と、ここまではある意味、オーソドックスな探偵小説のはずであった。ただ一つイレギュラーと言える序章のシュレディンガーの猫の話と 前半に出てくる放射線の加速装置は特異な装置を除いてだが。

タイトルの異次元の館の殺人というのは比喩や誇張表現ではないのが、本作の怪作たる所以なのだ。 本作における森江春策や異次元の館の登場人物達の出番は各人でそれぞれ少ない。ただ一人中心の菊園検事のみが出演し続ける。 菊園検事という凡人が苦しみ抜いて推理をし続けるところも本作の味噌とも言える。 この意味するところは、帯の「パラレルワールドと化した事件現場。
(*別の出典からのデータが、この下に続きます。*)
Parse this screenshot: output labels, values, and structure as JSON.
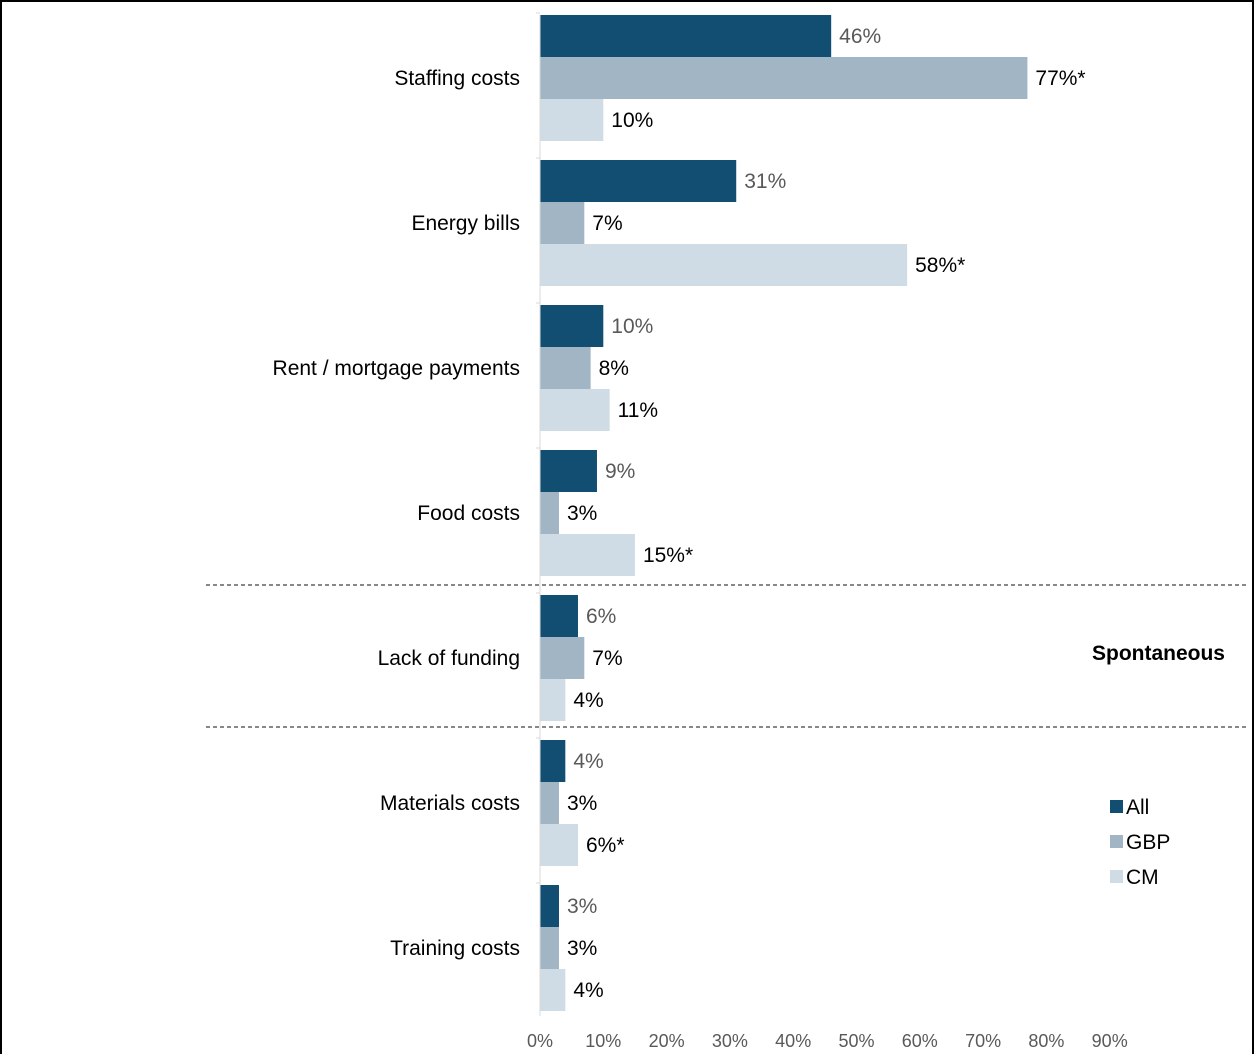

真相を見抜かないと元の世界へ戻れない」という煽り文句の通りなのだ。 それでももって、複数の密室殺人の解決方法が提示されるという、記載不足のミステリに対するアンチミステリを披露するような豪華さ。 でもって、名前の異なるパラレルワールドでの謎解きが決して無意味ではないという、まさに異次元の解決方法だ。SFミステリの傑作に数えられるのに相応しい。

無理に本質には関係ないところで、ケチをつければ、異次元表現を小説的にわかりやすくするための名前の改編だったはずでは? という点かと。 名前を正確に覚え続けている菊園検事の超人ぶりにも驚いた。異次元現象だから、何か作用していたということだろうか。 そうでもないと菊園検事は狂気にかられて物語が終わってしまうから宇宙意思からのボーナスという深読みが成り立つのかもしれないと考えたら、本質以外では欠点は有り得ないということかもしれない。かもしれないの無限ループだ。

とにもかくにも密室殺人のような謎解きの本格ミステリが好きで、パラレルワールドが出てくるだけにSF的な設定や超常現象が好きならば、確実にお勧めできる一書だ。 ただし念を押せば、あまりにマジメな現実主義者や脳がSF的な発想についてこれない人には決してお勧めしないので注意すること。